Uzaktan Müşteri Edinimi (e-KYC / KYB ): Bu süreç, görüntülü görüşme, T.C. Kimlik Kartının NFC ile doğrulanması ve canlılık tespiti gibi adımlar içerir. İşlenen kimlik bilgileri, biyometrik veri niteliğindeki yüz görüntüleri ve ses kayıtları, hem KVKK kapsamında özel nitelikli veri hem de Bankacılık Kanunu uyarınca “müşteri sırrı”dır. Bu nedenle, bulut tabanlı bir KYC çözümü kullanılacaksa, bu hizmet mutlaka Türkiye’de barındırılan bir Özel Bulut veya BDDK’dan özel izin alınmış bir Topluluk Bulutu üzerinde çalışmalıdır.

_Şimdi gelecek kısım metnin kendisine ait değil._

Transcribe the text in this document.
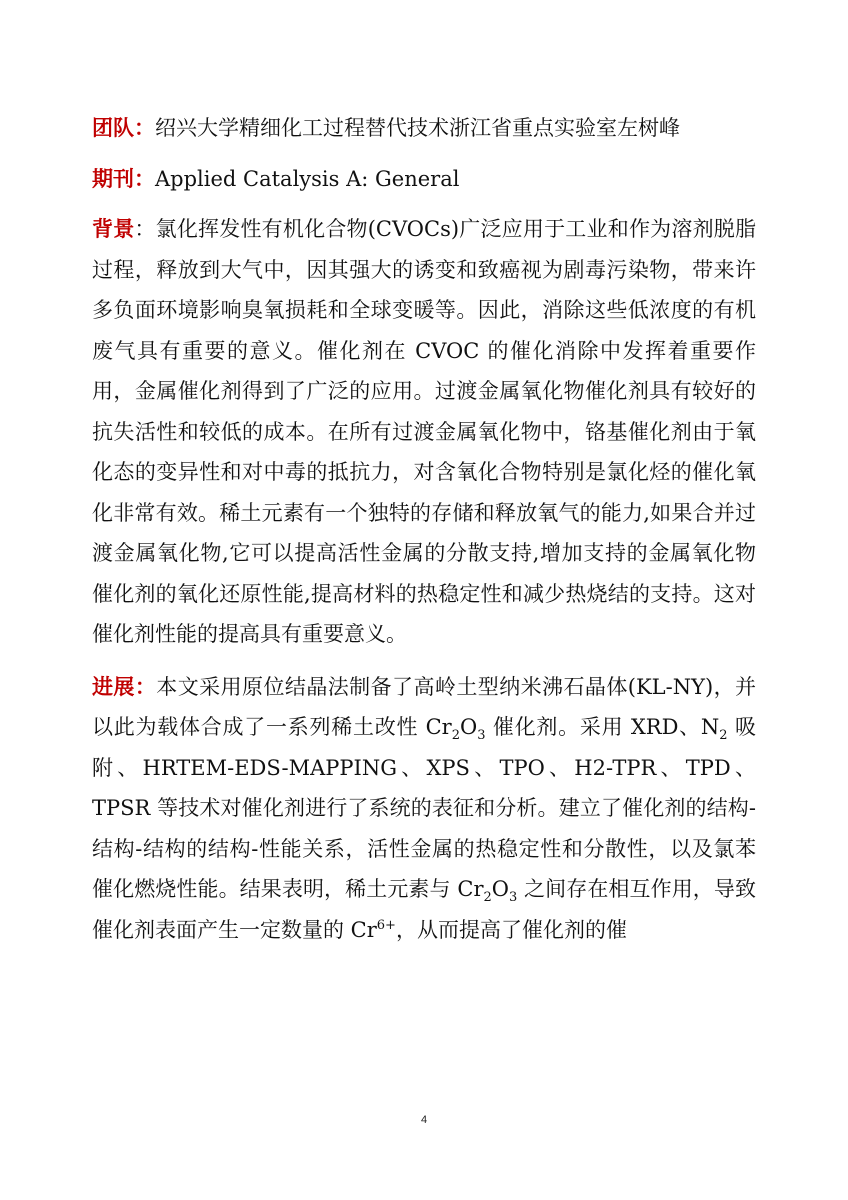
团队：绍兴大学精细化工过程替代技术浙江省重点实验室左树峰

期刊：Applied Catalysis A: General

背景：氯化挥发性有机化合物(CVOCs)广泛应用于工业和作为溶剂脱脂过程，释放到大气中，因其强大的诱变和致癌视为剧毒污染物，带来许多负面环境影响臭氧损耗和全球变暖等。因此，消除这些低浓度的有机废气具有重要的意义。催化剂在 CVOC 的催化消除中发挥着重要作用，金属催化剂得到了广泛的应用。过渡金属氧化物催化剂具有较好的抗失活性和较低的成本。在所有过渡金属氧化物中，铬基催化剂由于氧化态的变异性和对中毒的抵抗力，对含氧化合物特别是氯化烃的催化氧化非常有效。稀土元素有一个独特的存储和释放氧气的能力,如果合并过渡金属氧化物,它可以提高活性金属的分散支持,增加支持的金属氧化物催化剂的氧化还原性能,提高材料的热稳定性和减少热烧结的支持。这对催化剂性能的提高具有重要意义。

进展：本文采用原位结晶法制备了高岭土型纳米沸石晶体(KL-NY)，并以此为载体合成了一系列稀土改性 $Cr_2O_3$ 催化剂。采用 XRD、$N_2$ 吸附、HRTEM-EDS-MAPPING、XPS、TPO、H2-TPR、TPD、TPSR 等技术对催化剂进行了系统的表征和分析。建立了催化剂的结构-结构-结构的结构-性能关系，活性金属的热稳定性和分散性，以及氯苯催化燃烧性能。结果表明，稀土元素与 $Cr_2O_3$ 之间存在相互作用，导致催化剂表面产生一定数量的 $Cr^{6+}$，从而提高了催化剂的催

4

Fraud Tespit ve Engelleme Sistemleri: Müşteri işlemlerini gerçek zamanlı izleyen bu sistemler, işlem detayları, harcama alışkanlıkları ve lokasyon bilgileri gibi doğrudan müşteri sırrı kapsamındaki en hassas verileri işler. Bu sistemlerin düzgün çalışması, bankanın yasal sorumlulukları için hayatidir. Dolayısıyla, bulut tabanlı bir fraud tespit platformu da tartışmasız bir “birincil sistem”dir ve bu hizmet mutlaka Türkiye’de barındırılan bir Özel Bulut veya BDDK’dan özel izin alınmış bir Topluluk Bulutu üzerinde çalışmalıdır.